Cubrí mi cuerpo de tus besos

Tus brazos siempre se abrían cuando quería un abrazo.
Tu corazón comprendía cuando necesitaba una amiga.
Tus ojos tiernos se endurecían cuando me hacía falta una lección.
Tu fuerza y tu amor me guiarón, y me dierón alas para volar.

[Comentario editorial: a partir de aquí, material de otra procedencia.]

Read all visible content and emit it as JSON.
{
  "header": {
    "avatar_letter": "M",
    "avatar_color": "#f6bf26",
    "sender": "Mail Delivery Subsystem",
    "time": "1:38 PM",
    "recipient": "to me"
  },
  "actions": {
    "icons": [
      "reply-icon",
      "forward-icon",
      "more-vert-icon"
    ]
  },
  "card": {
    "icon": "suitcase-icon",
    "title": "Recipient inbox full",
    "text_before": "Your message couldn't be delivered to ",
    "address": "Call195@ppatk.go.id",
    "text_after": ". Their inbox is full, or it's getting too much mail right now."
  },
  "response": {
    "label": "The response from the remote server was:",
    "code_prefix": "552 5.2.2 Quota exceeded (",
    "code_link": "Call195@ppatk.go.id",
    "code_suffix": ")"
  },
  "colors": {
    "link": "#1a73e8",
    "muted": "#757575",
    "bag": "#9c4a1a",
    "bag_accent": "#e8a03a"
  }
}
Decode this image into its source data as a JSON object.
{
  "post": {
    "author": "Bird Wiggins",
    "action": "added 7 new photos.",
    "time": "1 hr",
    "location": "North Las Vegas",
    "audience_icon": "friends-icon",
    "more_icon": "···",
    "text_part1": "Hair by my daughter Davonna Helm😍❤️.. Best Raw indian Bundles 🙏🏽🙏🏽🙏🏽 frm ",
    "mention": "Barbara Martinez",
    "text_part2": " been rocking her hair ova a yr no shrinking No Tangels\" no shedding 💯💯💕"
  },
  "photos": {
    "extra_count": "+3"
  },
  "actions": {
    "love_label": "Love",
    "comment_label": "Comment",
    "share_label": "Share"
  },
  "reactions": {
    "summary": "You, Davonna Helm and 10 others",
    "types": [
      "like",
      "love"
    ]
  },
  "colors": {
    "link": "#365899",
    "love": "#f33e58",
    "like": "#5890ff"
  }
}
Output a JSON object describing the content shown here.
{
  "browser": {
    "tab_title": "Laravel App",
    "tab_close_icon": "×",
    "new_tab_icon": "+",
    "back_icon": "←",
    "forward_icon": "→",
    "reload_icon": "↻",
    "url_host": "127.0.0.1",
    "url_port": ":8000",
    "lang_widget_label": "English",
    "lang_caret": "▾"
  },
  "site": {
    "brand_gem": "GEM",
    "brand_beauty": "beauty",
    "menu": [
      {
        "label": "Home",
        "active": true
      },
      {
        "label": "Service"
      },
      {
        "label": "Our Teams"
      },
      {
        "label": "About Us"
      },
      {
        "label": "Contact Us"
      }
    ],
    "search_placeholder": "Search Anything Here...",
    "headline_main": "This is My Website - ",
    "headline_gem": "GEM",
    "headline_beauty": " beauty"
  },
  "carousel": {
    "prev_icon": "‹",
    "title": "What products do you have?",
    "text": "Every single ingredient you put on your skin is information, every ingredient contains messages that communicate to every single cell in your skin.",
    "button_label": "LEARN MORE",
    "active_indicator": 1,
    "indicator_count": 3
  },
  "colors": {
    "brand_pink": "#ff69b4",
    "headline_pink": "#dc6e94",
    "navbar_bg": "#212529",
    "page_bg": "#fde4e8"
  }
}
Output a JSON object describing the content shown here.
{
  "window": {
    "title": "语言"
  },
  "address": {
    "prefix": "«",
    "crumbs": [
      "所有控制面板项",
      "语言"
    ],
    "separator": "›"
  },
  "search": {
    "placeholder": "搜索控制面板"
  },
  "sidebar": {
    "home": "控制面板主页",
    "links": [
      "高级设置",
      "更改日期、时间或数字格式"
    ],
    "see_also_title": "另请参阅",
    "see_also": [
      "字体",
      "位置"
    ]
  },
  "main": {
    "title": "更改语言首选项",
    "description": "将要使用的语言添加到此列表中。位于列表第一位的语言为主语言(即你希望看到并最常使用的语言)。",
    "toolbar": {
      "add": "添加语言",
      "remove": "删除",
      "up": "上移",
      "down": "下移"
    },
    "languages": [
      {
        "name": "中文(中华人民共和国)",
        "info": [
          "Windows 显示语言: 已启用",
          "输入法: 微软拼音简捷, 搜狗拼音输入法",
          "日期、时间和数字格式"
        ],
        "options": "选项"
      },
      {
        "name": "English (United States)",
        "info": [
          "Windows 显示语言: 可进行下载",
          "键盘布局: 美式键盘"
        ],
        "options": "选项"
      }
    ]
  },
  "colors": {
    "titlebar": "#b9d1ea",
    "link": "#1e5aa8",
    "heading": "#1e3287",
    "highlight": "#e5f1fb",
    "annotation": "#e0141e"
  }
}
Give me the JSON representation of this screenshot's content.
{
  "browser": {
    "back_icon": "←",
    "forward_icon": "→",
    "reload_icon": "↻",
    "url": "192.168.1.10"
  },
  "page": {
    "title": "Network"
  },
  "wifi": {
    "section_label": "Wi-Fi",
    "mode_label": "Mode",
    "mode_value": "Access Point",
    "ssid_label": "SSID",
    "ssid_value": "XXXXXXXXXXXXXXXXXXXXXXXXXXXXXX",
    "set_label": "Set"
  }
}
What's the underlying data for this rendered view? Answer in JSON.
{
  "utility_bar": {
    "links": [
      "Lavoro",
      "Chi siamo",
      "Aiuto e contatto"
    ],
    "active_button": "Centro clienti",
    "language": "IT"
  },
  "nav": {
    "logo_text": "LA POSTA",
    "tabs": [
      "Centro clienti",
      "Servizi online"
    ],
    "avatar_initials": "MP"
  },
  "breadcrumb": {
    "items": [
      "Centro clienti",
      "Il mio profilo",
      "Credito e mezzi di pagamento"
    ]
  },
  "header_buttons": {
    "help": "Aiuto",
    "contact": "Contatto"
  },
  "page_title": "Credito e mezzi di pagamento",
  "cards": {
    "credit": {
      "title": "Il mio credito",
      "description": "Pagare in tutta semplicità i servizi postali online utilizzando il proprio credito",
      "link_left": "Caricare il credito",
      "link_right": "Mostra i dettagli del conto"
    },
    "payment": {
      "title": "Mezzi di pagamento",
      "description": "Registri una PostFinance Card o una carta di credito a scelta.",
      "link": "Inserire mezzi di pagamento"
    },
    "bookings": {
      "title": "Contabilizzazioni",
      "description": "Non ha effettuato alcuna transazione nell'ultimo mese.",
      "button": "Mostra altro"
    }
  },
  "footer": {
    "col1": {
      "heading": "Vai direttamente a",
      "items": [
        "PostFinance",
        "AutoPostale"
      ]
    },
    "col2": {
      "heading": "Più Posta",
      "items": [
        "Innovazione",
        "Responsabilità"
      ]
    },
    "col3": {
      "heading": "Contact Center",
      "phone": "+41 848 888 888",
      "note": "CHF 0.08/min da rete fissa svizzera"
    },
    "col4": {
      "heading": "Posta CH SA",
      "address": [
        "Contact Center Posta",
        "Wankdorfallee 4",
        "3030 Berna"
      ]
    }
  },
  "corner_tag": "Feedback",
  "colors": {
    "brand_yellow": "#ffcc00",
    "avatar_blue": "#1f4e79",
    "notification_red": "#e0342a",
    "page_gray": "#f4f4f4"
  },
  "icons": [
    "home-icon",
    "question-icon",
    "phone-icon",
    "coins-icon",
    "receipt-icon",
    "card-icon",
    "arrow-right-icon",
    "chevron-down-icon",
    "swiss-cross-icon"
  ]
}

Cubrí mi cuerpo de tus besos

No hace tanto tiempo
estaba en tus brazos como una niña
que busca descanso.

Cubrías mi cuerpo de besos muy suaves,
tus dulces canciones me hacían soñar.
Ahora te miro dulce madre mía
y quiero mimarte como tú lo hacías.

Tengo la fortuna de aun disfrutarte
como una joya yo voy a cuidarte.
Mamá, ya no tengo esas pesadillas
que asustaban tanto
cuando era chiquilla.

Ahora soy madre y entiendo tus regaños
¡¡Cómo me han servido!!
Tambien los consejos
ahora que tengo a mis hijos grandes,
ejemplo de vida yo voy a entregarles.

Para que ellos sepan que tú has sido,
la más bella flor que en el campo ha nacido.
Hermosa mujer, entregas ternura
muchas veces lloran con gran amargura
la ausencia de un hijo, y el dolor perdura.

Mamá, el más grande de todos los regalos
es el gran amor que me has entregado.
Llegando el alba, te has encontrado
cuidando mis sueños cuando he enfermado.
¡¡Gracias mamita por que me has amado!